Все эти хорошие оценки, довольные учителя. Порез, который исчез с моего пальца. Даже ожоги от щипцов проходили быстро — хотя заживление то ускорялось, то приостанавливалось.
— Не делиться этими дарами с людьми было бы эгоизмом. Поэтому, когда приходит время, кто-то из твоих подруг — может быть, даже ты сама — решится отдать свою жизнь, чтобы Аральт и дальше мог помогать людям. Это восполнит его силу.
Я закрыла глаза.
— Это абсолютно неправильно.
— Почему? — спросила Фаррин. — Если она сама так решила, почему мы не можем принять ее безболезненную, счастливую смерть как щедрый, бесценный подарок?
— Все равно это ужасно. Оно не стоит того.
— Тебе легко говорить, — сказала она, откидывая голову назад. — Ты уверенная в себе, талантливая, здоровая девушка. А как же остальные?
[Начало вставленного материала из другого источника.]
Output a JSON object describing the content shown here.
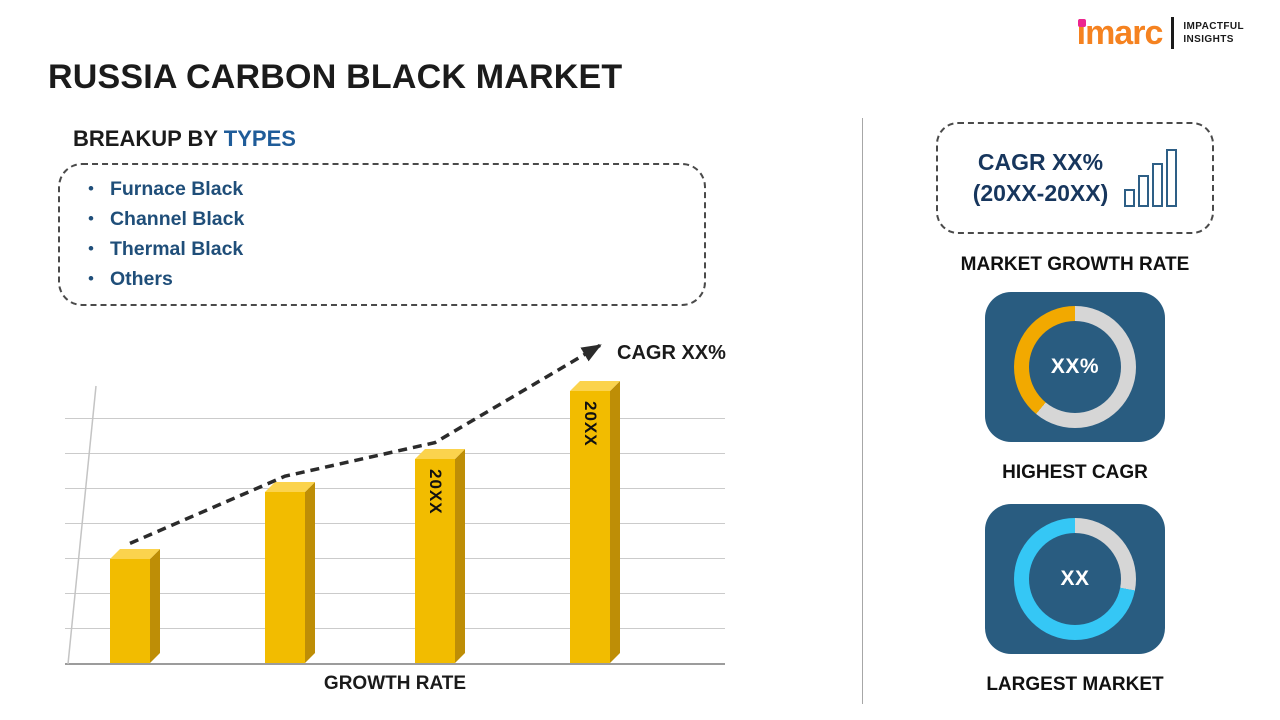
{
  "header": {
    "title": "RUSSIA CARBON BLACK MARKET",
    "logo": {
      "brand": "imarc",
      "tagline": [
        "IMPACTFUL",
        "INSIGHTS"
      ],
      "brand_color": "#F58220",
      "dot_color": "#EC268F"
    }
  },
  "breakup": {
    "heading_prefix": "BREAKUP BY ",
    "heading_highlight": "TYPES",
    "items": [
      "Furnace Black",
      "Channel Black",
      "Thermal Black",
      "Others"
    ]
  },
  "chart_data": {
    "type": "bar",
    "categories": [
      "",
      "",
      "20XX",
      "20XX"
    ],
    "values": [
      37,
      61,
      73,
      97
    ],
    "ylim": [
      0,
      100
    ],
    "y_gridlines": 8,
    "xlabel": "GROWTH RATE",
    "trend_label": "CAGR XX%",
    "trend_style": "dashed-arrow",
    "bar_color": "#F2BC00",
    "bar_side_color": "#BE8E06",
    "bar_top_color": "#FBD34D"
  },
  "sidebar": {
    "card_color": "#295C80",
    "growth_box": {
      "line1": "CAGR XX%",
      "line2": "(20XX-20XX)"
    },
    "market_growth_rate_label": "MARKET GROWTH RATE",
    "highest_cagr": {
      "center_value": "XX%",
      "caption": "HIGHEST CAGR",
      "segment_percent": 39,
      "segment_color": "#F2A900",
      "track_color": "#D6D6D6"
    },
    "largest_market": {
      "center_value": "XX",
      "caption": "LARGEST MARKET",
      "segment_percent": 72,
      "segment_color": "#35C7F5",
      "track_color": "#D6D6D6"
    }
  }
}
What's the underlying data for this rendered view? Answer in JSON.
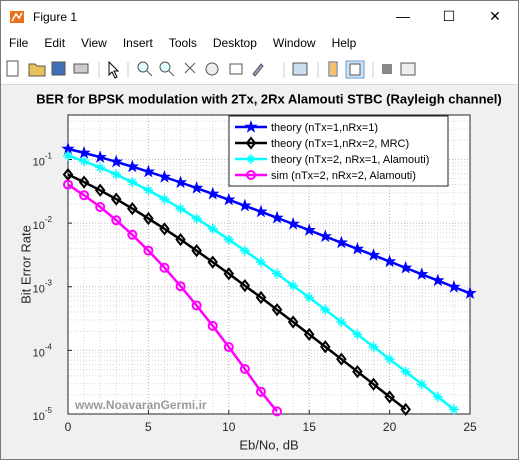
{
  "window": {
    "title": "Figure 1",
    "menu": [
      "File",
      "Edit",
      "View",
      "Insert",
      "Tools",
      "Desktop",
      "Window",
      "Help"
    ]
  },
  "chart_data": {
    "type": "line",
    "title": "BER for BPSK modulation with 2Tx, 2Rx Alamouti STBC (Rayleigh channel)",
    "xlabel": "Eb/No, dB",
    "ylabel": "Bit Error Rate",
    "annotation": "www.NoavaranGermi.ir",
    "x": [
      0,
      1,
      2,
      3,
      4,
      5,
      6,
      7,
      8,
      9,
      10,
      11,
      12,
      13,
      14,
      15,
      16,
      17,
      18,
      19,
      20,
      21,
      22,
      23,
      24,
      25
    ],
    "series": [
      {
        "name": "theory (nTx=1,nRx=1)",
        "color": "#0000ff",
        "marker": "star",
        "values": [
          0.1464,
          0.1267,
          0.1085,
          0.0919,
          0.0771,
          0.0642,
          0.053,
          0.0435,
          0.0355,
          0.0288,
          0.0233,
          0.0187,
          0.0151,
          0.0121,
          0.00968,
          0.00773,
          0.00617,
          0.00493,
          0.00393,
          0.00313,
          0.00249,
          0.00198,
          0.00157,
          0.00125,
          0.00099,
          0.00079
        ]
      },
      {
        "name": "theory (nTx=1,nRx=2, MRC)",
        "color": "#000000",
        "marker": "diamond",
        "values": [
          0.058,
          0.0441,
          0.0328,
          0.0238,
          0.0169,
          0.0118,
          0.00813,
          0.00551,
          0.00369,
          0.00244,
          0.0016,
          0.00104,
          0.000677,
          0.000436,
          0.000279,
          0.000178,
          0.000114,
          7.27e-05,
          4.63e-05,
          2.94e-05,
          1.86e-05,
          1.18e-05,
          null,
          null,
          null,
          null
        ]
      },
      {
        "name": "theory (nTx=2, nRx=1, Alamouti)",
        "color": "#00ffff",
        "marker": "plus",
        "values": [
          0.1151,
          0.0937,
          0.0747,
          0.058,
          0.0441,
          0.0328,
          0.0238,
          0.0169,
          0.0118,
          0.00813,
          0.00551,
          0.00369,
          0.00244,
          0.0016,
          0.00104,
          0.000677,
          0.000436,
          0.000279,
          0.000178,
          0.000114,
          7.27e-05,
          4.63e-05,
          2.94e-05,
          1.86e-05,
          1.18e-05,
          null
        ]
      },
      {
        "name": "sim (nTx=2, nRx=2, Alamouti)",
        "color": "#ff00ff",
        "marker": "circle",
        "values": [
          0.0403,
          0.0274,
          0.0179,
          0.0111,
          0.00656,
          0.0037,
          0.00199,
          0.00102,
          0.000508,
          0.000243,
          0.000113,
          5.1e-05,
          2.24e-05,
          1.1e-05,
          null,
          null,
          null,
          null,
          null,
          null,
          null,
          null,
          null,
          null,
          null,
          null
        ]
      }
    ],
    "xlim": [
      0,
      25
    ],
    "xticks": [
      0,
      5,
      10,
      15,
      20,
      25
    ],
    "ylim": [
      1e-05,
      0.5
    ],
    "log_y": true,
    "yticks": [
      {
        "value": 1e-05,
        "label": "10",
        "exponent": "-5"
      },
      {
        "value": 0.0001,
        "label": "10",
        "exponent": "-4"
      },
      {
        "value": 0.001,
        "label": "10",
        "exponent": "-3"
      },
      {
        "value": 0.01,
        "label": "10",
        "exponent": "-2"
      },
      {
        "value": 0.1,
        "label": "10",
        "exponent": "-1"
      }
    ],
    "grid": true,
    "minor_grid": true,
    "legend": "northeast"
  }
}
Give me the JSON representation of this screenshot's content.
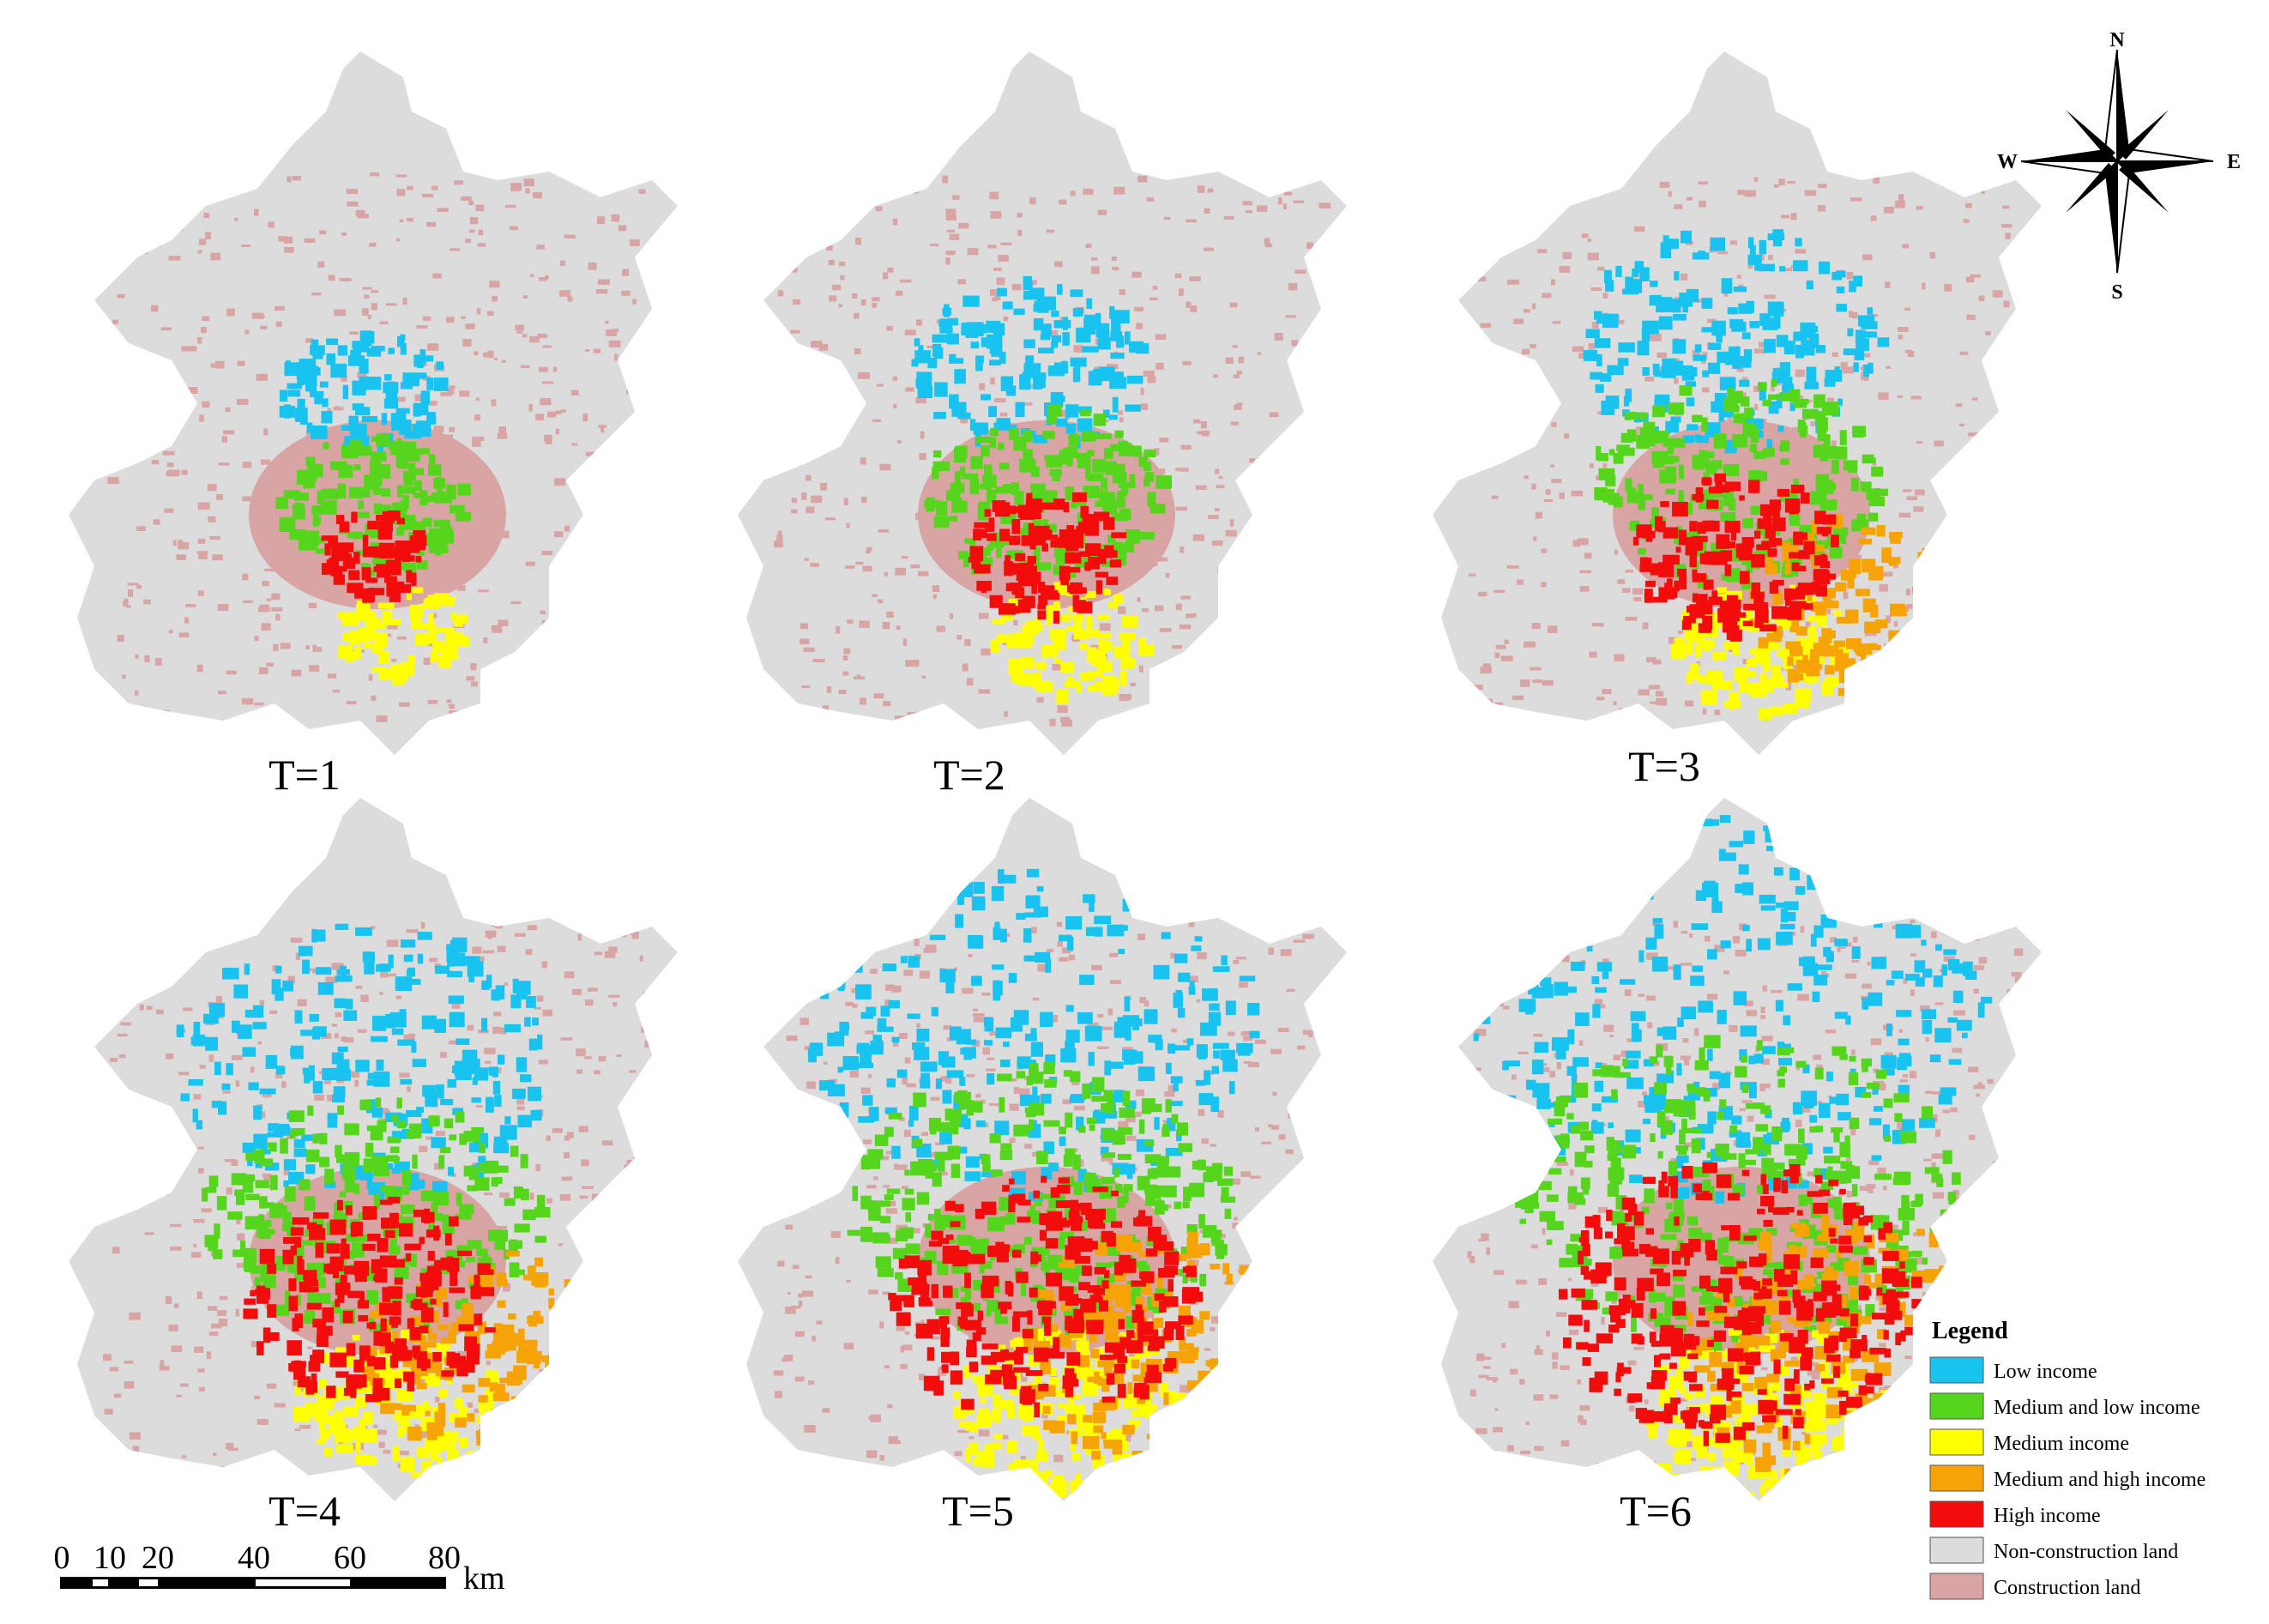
{
  "panels": [
    {
      "label": "T=1",
      "zones": [
        "low",
        "medium_low",
        "medium",
        "high"
      ],
      "stage": 1
    },
    {
      "label": "T=2",
      "zones": [
        "low",
        "medium_low",
        "medium",
        "high"
      ],
      "stage": 2
    },
    {
      "label": "T=3",
      "zones": [
        "low",
        "medium_low",
        "medium",
        "medium_high",
        "high"
      ],
      "stage": 3
    },
    {
      "label": "T=4",
      "zones": [
        "low",
        "medium_low",
        "medium",
        "medium_high",
        "high"
      ],
      "stage": 4
    },
    {
      "label": "T=5",
      "zones": [
        "low",
        "medium_low",
        "medium",
        "medium_high",
        "high"
      ],
      "stage": 5
    },
    {
      "label": "T=6",
      "zones": [
        "low",
        "medium_low",
        "medium",
        "medium_high",
        "high"
      ],
      "stage": 6
    }
  ],
  "legend": {
    "title": "Legend",
    "items": [
      {
        "key": "low",
        "label": "Low income",
        "color": "#19c3ef"
      },
      {
        "key": "medium_low",
        "label": "Medium and low income",
        "color": "#55d61c"
      },
      {
        "key": "medium",
        "label": "Medium income",
        "color": "#ffff00"
      },
      {
        "key": "medium_high",
        "label": "Medium and high income",
        "color": "#f5a306"
      },
      {
        "key": "high",
        "label": "High income",
        "color": "#f20c0c"
      },
      {
        "key": "non_construction",
        "label": "Non-construction land",
        "color": "#dcdcdc"
      },
      {
        "key": "construction",
        "label": "Construction land",
        "color": "#d8a4a4"
      }
    ]
  },
  "scale_bar": {
    "ticks": [
      "0",
      "10",
      "20",
      "40",
      "60",
      "80"
    ],
    "unit": "km"
  },
  "compass": {
    "n": "N",
    "s": "S",
    "e": "E",
    "w": "W"
  }
}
Здоровая… Я сразу же вспомнила об Адриен-не. О ее болезни, унаследованной от матери. О том, что ей всю жизнь придется провести в инвалидном кресле.
— Я просто хочу сказать, — тихо проговорила Фаррин, — что для тебя это может не так уж много значить. А вот для других это очень важно.
Неужели Адриенна согласилась бы пожертвовать чьей-то жизнью ради того, чтобы не потерять способность ходить?
— Доктор Джанетт Гарзон создала лекарство от одного генетического заболевания. Оно спасло жизни тысячам детей, — сказала Фаррин. — Джанетт училась в Уилсоне на первом курсе, когда Сюзи, Барбара и я были на третьем. Она осталась совершенно нищей и вот-вот могла лишиться стипендии.
Я опустила глаза в пол.
— Спроси у родителей, чьих детей спасла Джанетт, — продолжила Фаррин. — Спроси у самих детей. Спроси у них: стоят ли их жизни одной добровольной жертвы?
— Но если бы Джанетт не поступила в медицинский колледж, туда поступил бы кто-нибудь другой, и, возможно, этот человек создал бы вакцину от какого-нибудь другого заболевания.
Фаррин подняла голову.
— Мы не можем жить по теоретическим моделям, Алексис. Мы должны извлекать максимум из тех возможностей, которые получаем.